A dispute service proposed by UK Finance, which represents banks, must include a broad range of interests and not impose a compensation cap, Hammond said in a letter released on Tuesday.
The voluntary scheme was proposed in response to a decade of campaigning by small firms who say they were mistreated by their banks in the wake of the 2008 financial crisis.
It is aimed at companies with a turnover of between 6.5 million and 10 million pounds which is above the eligibility threshold for taking complaints to Britain’s free Financial Services Ombudsman, leaving them facing a costly court case if they want to pursue a lender.
It includes a binding commitment on banks to pay compensation up to 350,000 pounds for “historic” complaints that date back to the financial crisis a decade ago, although the scheme could recommend a higher amount.
UK Finance, which declined to comment, is setting up a steering group to thrash out details of the new scheme, but lawmakers told Reuters this month it was too easy on banks.
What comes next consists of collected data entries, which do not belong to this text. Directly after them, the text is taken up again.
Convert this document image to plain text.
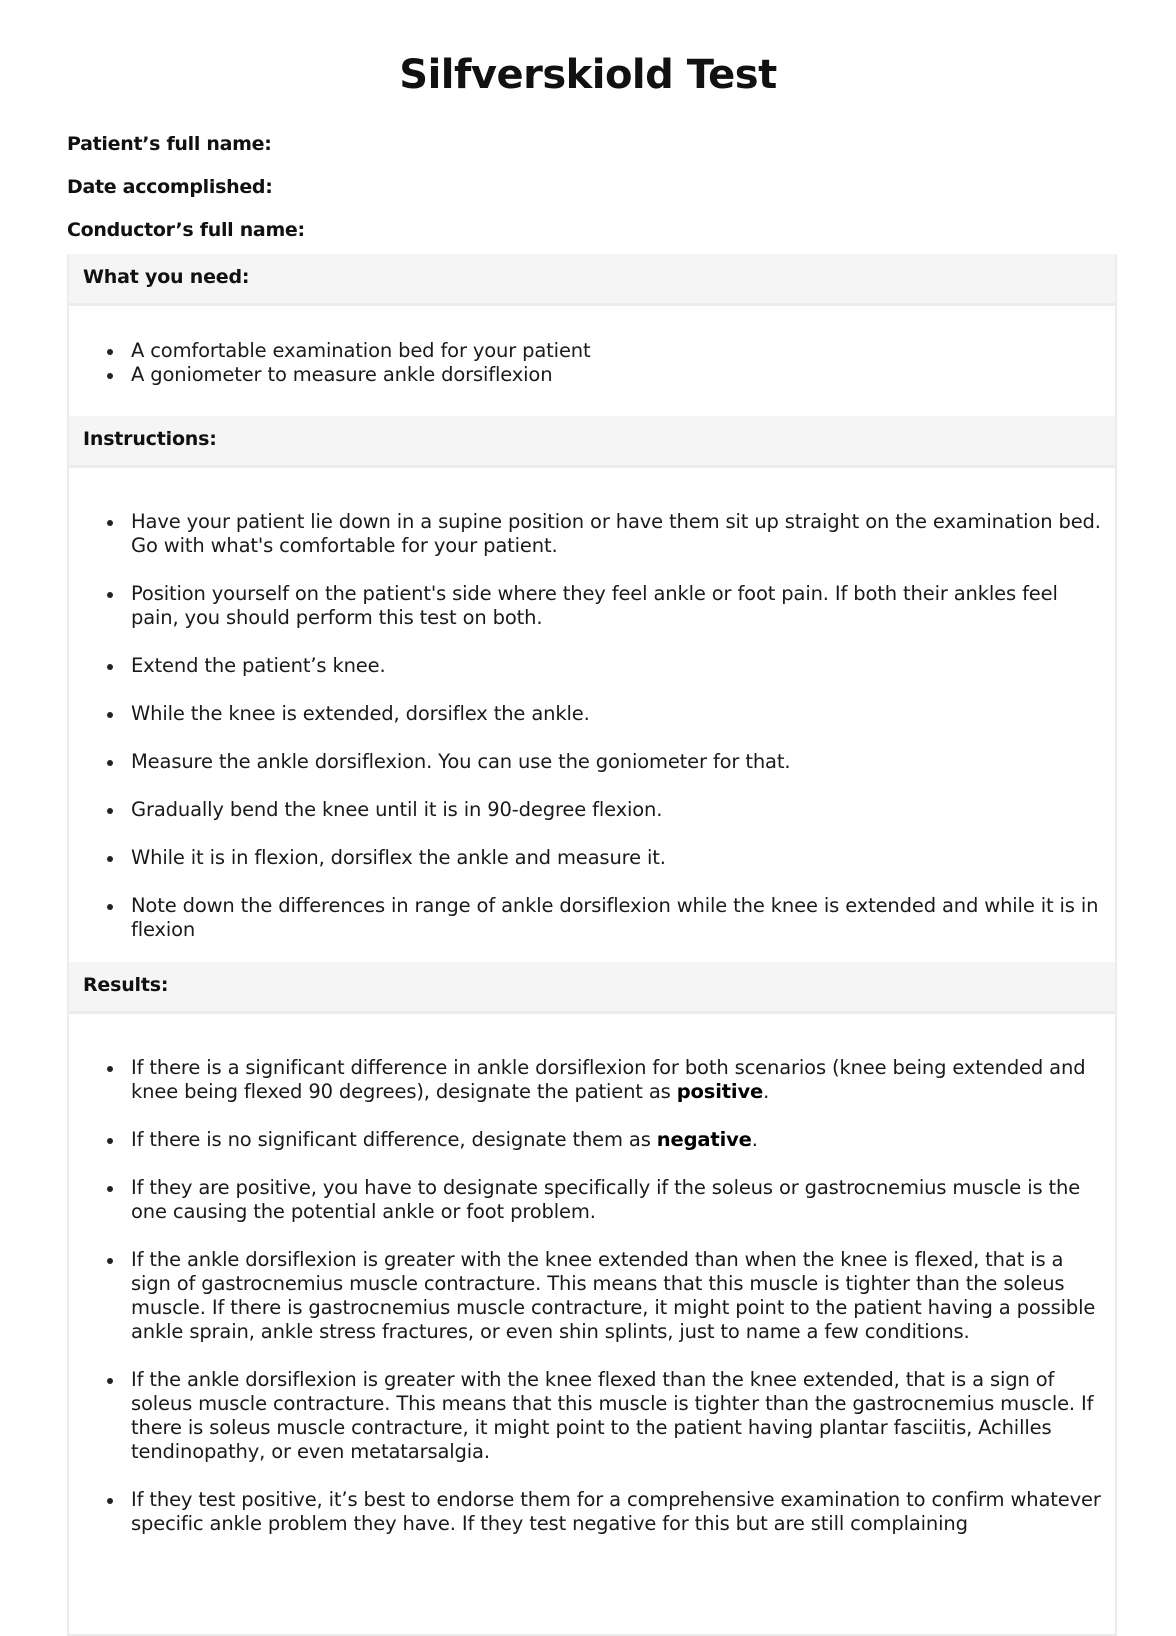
Silfverskiold Test
Patient’s full name:
Date accomplished:
Conductor’s full name:
What you need:
A comfortable examination bed for your patient
A goniometer to measure ankle dorsiflexion
Instructions:
Have your patient lie down in a supine position or have them sit up straight on the examination bed. Go with what's comfortable for your patient.
Position yourself on the patient's side where they feel ankle or foot pain. If both their ankles feel pain, you should perform this test on both.
Extend the patient’s knee.
While the knee is extended, dorsiflex the ankle.
Measure the ankle dorsiflexion. You can use the goniometer for that.
Gradually bend the knee until it is in 90-degree flexion.
While it is in flexion, dorsiflex the ankle and measure it.
Note down the differences in range of ankle dorsiflexion while the knee is extended and while it is in flexion
Results:
If there is a significant difference in ankle dorsiflexion for both scenarios (knee being extended and knee being flexed 90 degrees), designate the patient as positive.
If there is no significant difference, designate them as negative.
If they are positive, you have to designate specifically if the soleus or gastrocnemius muscle is the one causing the potential ankle or foot problem.
If the ankle dorsiflexion is greater with the knee extended than when the knee is flexed, that is a sign of gastrocnemius muscle contracture. This means that this muscle is tighter than the soleus muscle. If there is gastrocnemius muscle contracture, it might point to the patient having a possible ankle sprain, ankle stress fractures, or even shin splints, just to name a few conditions.
If the ankle dorsiflexion is greater with the knee flexed than the knee extended, that is a sign of soleus muscle contracture. This means that this muscle is tighter than the gastrocnemius muscle. If there is soleus muscle contracture, it might point to the patient having plantar fasciitis, Achilles tendinopathy, or even metatarsalgia.
If they test positive, it’s best to endorse them for a comprehensive examination to confirm whatever specific ankle problem they have. If they test negative for this but are still complaining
Kevin Hollinrake, co-chair of the all-party parliamentary group for fair business banking (APPG), has said he would refuse a seat on the steering group unless concerns over eligibility, governance and claims limits were addressed.
Hammond, in a letter to UK Finance Chief Executive Stephen Jones, emphasised the need for the steering group to have “balanced representation” from banks, business representatives and other parties.
“It is vital that different perspectives are heard during this implementation stage, to ensure that the schemes are regarded as truly robust and independent,” Hammond said in the letter, which was dated Jan. 19.
Banks’ “default position” should be to pay whatever sum the new scheme awarded in compensation, Hammond said.
The APPG welcomed Hammond’s comments, saying: “We are particularly pleased that the Chancellor has set an expectation that the bank’s default position should be that there is no cap on the amount of compensation awarded.”